8. 1973 Oldsmobile Delta 88 from almost every Sam Raimi movie
Sam Raimi includes his very own 1973 Oldsmobile Delta 88 Royale in most of his movies, even if it is anachronistic. For example, it appeared in The Quick and the Dead, a Western set in the 1880s. According to Bruce Campbell, “Sam had [the car] stripped down and a wagon built on top of it.”
9. California license plate "2GAT123" from Beverly Hills Cop II, Training Day, Kiss Kiss Bang Bang, Role Models,Traffic, Mulholland Dr., Curb Your Enthusiasm, and many, many other movies
California no longer issues license plates in the "GAT" series, so movie productions keep using the plate because it's not tied to an actual identity or car. According to Curb Your Enthusiasm producer Bob Weide, "They're just prop plates that are used by a number of productions. The DMV puts certain number/letter combinations aside for this purpose. Any time you see a readable license plate in our show, it's a prop—slapped on the car by our propmaster."
Over the years, the "2GAT123" California license plate became as ubiquitous as the "555" phone number prefix, which is used for similar reasons, in movies and television.

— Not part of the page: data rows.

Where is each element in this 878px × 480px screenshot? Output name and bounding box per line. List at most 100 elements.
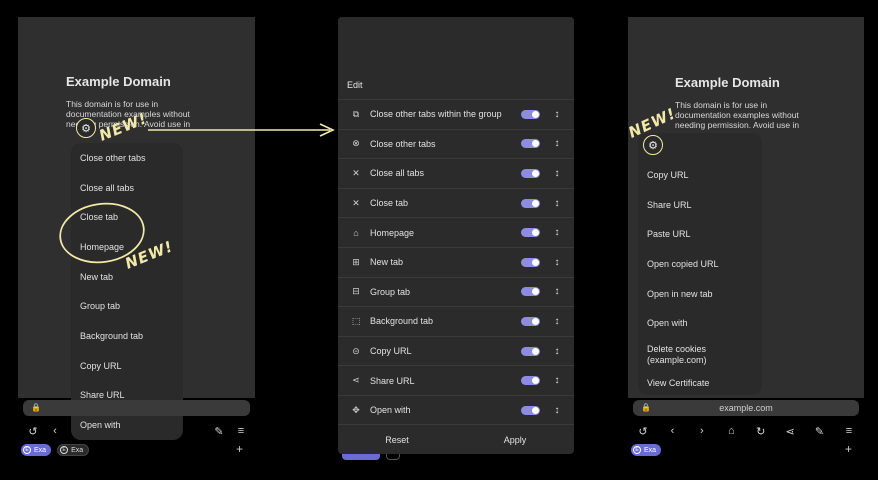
toggle-switch[interactable] <box>521 168 540 178</box>
edit-row-copy-url[interactable]: ⊝ Copy URL ↕ <box>338 335 574 366</box>
edit-row-open-with[interactable]: ✥ Open with ↕ <box>338 395 574 425</box>
new-tab-icon: ⊞ <box>352 256 360 267</box>
edit-row-label: Close other tabs <box>370 138 436 149</box>
menu-icon[interactable]: ≡ <box>838 425 860 437</box>
toggle-switch[interactable] <box>521 139 540 149</box>
menu-item-copy-url[interactable]: Copy URL <box>71 351 183 381</box>
back-icon[interactable]: ‹ <box>44 425 66 437</box>
edit-row-label: New tab <box>370 257 404 268</box>
menu-item-label: Copy URL <box>80 360 122 371</box>
left-tab-strip: E Exa E Exa <box>21 443 90 457</box>
drag-handle-icon[interactable]: ↕ <box>552 257 562 268</box>
home-icon[interactable]: ⌂ <box>720 425 742 437</box>
toggle-switch[interactable] <box>521 376 540 386</box>
left-phone: Example Domain This domain is for use in… <box>18 17 255 460</box>
menu-item-copy-url[interactable]: Copy URL <box>638 160 762 190</box>
link-icon: ⊝ <box>352 345 360 356</box>
drag-handle-icon[interactable]: ↕ <box>552 346 562 357</box>
gear-icon[interactable]: ⚙ <box>76 118 96 138</box>
tab-label: Exa <box>34 446 47 454</box>
menu-item-open-in-new-tab[interactable]: Open in new tab <box>638 279 762 309</box>
menu-item-close-all-tabs[interactable]: Close all tabs <box>71 173 183 203</box>
forward-icon[interactable]: › <box>691 425 713 437</box>
menu-item-label: Copy URL <box>647 169 689 180</box>
toggle-switch[interactable] <box>521 316 540 326</box>
left-page-text-1: This domain is for use in <box>66 99 159 109</box>
close-icon: ✕ <box>352 197 360 208</box>
menu-item-label: Close all tabs <box>80 182 135 193</box>
drag-handle-icon[interactable]: ↕ <box>552 138 562 149</box>
toggle-switch[interactable] <box>521 257 540 267</box>
edit-row-close-all-tabs[interactable]: ✕ Close all tabs ↕ <box>338 158 574 188</box>
menu-item-close-tab[interactable]: Close tab <box>71 202 183 232</box>
edit-row-group-tab[interactable]: ⊟ Group tab ↕ <box>338 276 574 307</box>
menu-icon[interactable]: ≡ <box>230 425 252 437</box>
toggle-switch[interactable] <box>521 109 540 119</box>
right-toolbar: ↺ ‹ › ⌂ ↻ ⋖ ✎ ≡ <box>632 420 860 442</box>
url-text: example.com <box>719 403 773 413</box>
close-circle-icon: ⊗ <box>352 138 360 149</box>
edit-row-background-tab[interactable]: ⬚ Background tab ↕ <box>338 306 574 336</box>
toggle-switch[interactable] <box>521 228 540 238</box>
left-url-bar[interactable]: 🔒 <box>23 400 250 416</box>
menu-item-view-certificate[interactable]: View Certificate <box>638 371 762 395</box>
new-tab-plus-icon[interactable]: + <box>845 442 852 456</box>
highlighter-icon[interactable]: ✎ <box>208 425 230 438</box>
gear-icon[interactable]: ⚙ <box>643 135 663 155</box>
reload-icon[interactable]: ↻ <box>750 425 772 438</box>
edit-row-new-tab[interactable]: ⊞ New tab ↕ <box>338 247 574 277</box>
new-tab-plus-icon[interactable]: + <box>236 442 243 456</box>
menu-item-paste-url[interactable]: Paste URL <box>638 219 762 249</box>
menu-item-close-other-tabs[interactable]: Close other tabs <box>71 143 183 173</box>
menu-item-open-copied-url[interactable]: Open copied URL <box>638 249 762 279</box>
menu-item-label: Open with <box>647 318 688 329</box>
drag-handle-icon[interactable]: ↕ <box>552 405 562 416</box>
apply-button[interactable]: Apply <box>456 435 574 445</box>
share-icon[interactable]: ⋖ <box>779 425 801 438</box>
edit-row-label: Close other tabs within the group <box>370 109 502 120</box>
toggle-switch[interactable] <box>521 198 540 208</box>
drag-handle-icon[interactable]: ↕ <box>552 316 562 327</box>
drag-handle-icon[interactable]: ↕ <box>552 227 562 238</box>
menu-item-delete-cookies[interactable]: Delete cookies (example.com) <box>638 338 762 372</box>
close-icon: ✕ <box>352 167 360 178</box>
group-tab-icon: ⊟ <box>352 286 360 297</box>
right-url-bar[interactable]: 🔒 example.com <box>633 400 859 416</box>
drag-handle-icon[interactable]: ↕ <box>552 286 562 297</box>
reset-button[interactable]: Reset <box>338 435 456 445</box>
edit-row-label: Close all tabs <box>370 168 425 179</box>
toggle-switch[interactable] <box>521 346 540 356</box>
drag-handle-icon[interactable]: ↕ <box>552 109 562 120</box>
edit-row-label: Copy URL <box>370 346 412 357</box>
menu-item-share-url[interactable]: Share URL <box>638 190 762 220</box>
menu-item-open-with[interactable]: Open with <box>638 309 762 339</box>
menu-item-group-tab[interactable]: Group tab <box>71 292 183 322</box>
right-tab-strip: E Exa <box>631 443 662 457</box>
edit-row-share-url[interactable]: ⋖ Share URL ↕ <box>338 365 574 395</box>
tab-chip[interactable]: E Exa <box>631 444 662 456</box>
edit-row-close-other-tabs-group[interactable]: ⧉ Close other tabs within the group ↕ <box>338 99 574 129</box>
history-icon[interactable]: ↺ <box>22 425 44 438</box>
edit-row-close-tab[interactable]: ✕ Close tab ↕ <box>338 187 574 218</box>
menu-item-background-tab[interactable]: Background tab <box>71 321 183 351</box>
menu-item-label: Share URL <box>647 199 692 210</box>
drag-handle-icon[interactable]: ↕ <box>552 375 562 386</box>
menu-item-label: View Certificate <box>647 378 710 388</box>
tab-chip[interactable]: E Exa <box>21 444 52 456</box>
edit-row-label: Open with <box>370 405 411 416</box>
tab-chip[interactable]: E Exa <box>57 444 90 456</box>
edit-row-label: Share URL <box>370 375 415 386</box>
history-icon[interactable]: ↺ <box>632 425 654 438</box>
edit-row-close-other-tabs[interactable]: ⊗ Close other tabs ↕ <box>338 128 574 159</box>
drag-handle-icon[interactable]: ↕ <box>552 198 562 209</box>
home-icon: ⌂ <box>353 227 359 238</box>
toggle-switch[interactable] <box>521 405 540 415</box>
drag-handle-icon[interactable]: ↕ <box>552 168 562 179</box>
edit-row-homepage[interactable]: ⌂ Homepage ↕ <box>338 217 574 247</box>
favicon-icon: E <box>633 446 641 454</box>
highlighter-icon[interactable]: ✎ <box>809 425 831 438</box>
toggle-switch[interactable] <box>521 287 540 297</box>
back-icon[interactable]: ‹ <box>661 425 683 437</box>
menu-item-label: Share URL <box>80 390 125 401</box>
right-page-text-2: documentation examples without <box>675 110 799 120</box>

10. A Newspaper from No Country For Old Men, A Murder of Crows, The Texas Chainsaw Massacre (2003), and a long list of TV Shows, including Modern Family, Married with Children, Scrubs, and Lucky Louie
For years, the same prop newspaper was used for a variety of movies and TV shows with the same recycled headlines and feature images. It featured a black-and-white photo of a woman with long thick hair and headlines that read, "She's 3rd Brightest But Hard 'Gal' To See" and "Compromised Housing Bill Sent to President for OK." According to Slate, the newspaper is from a small prop company in Sun Valley, California called the Earl Hays Press and was first printed in the 1960s. Movie and TV productions keep using the same prop newspaper because it's actually cheaper to pay $15 per prop than get legal clearance from an up-to-date New York Times or other real-life newspaper.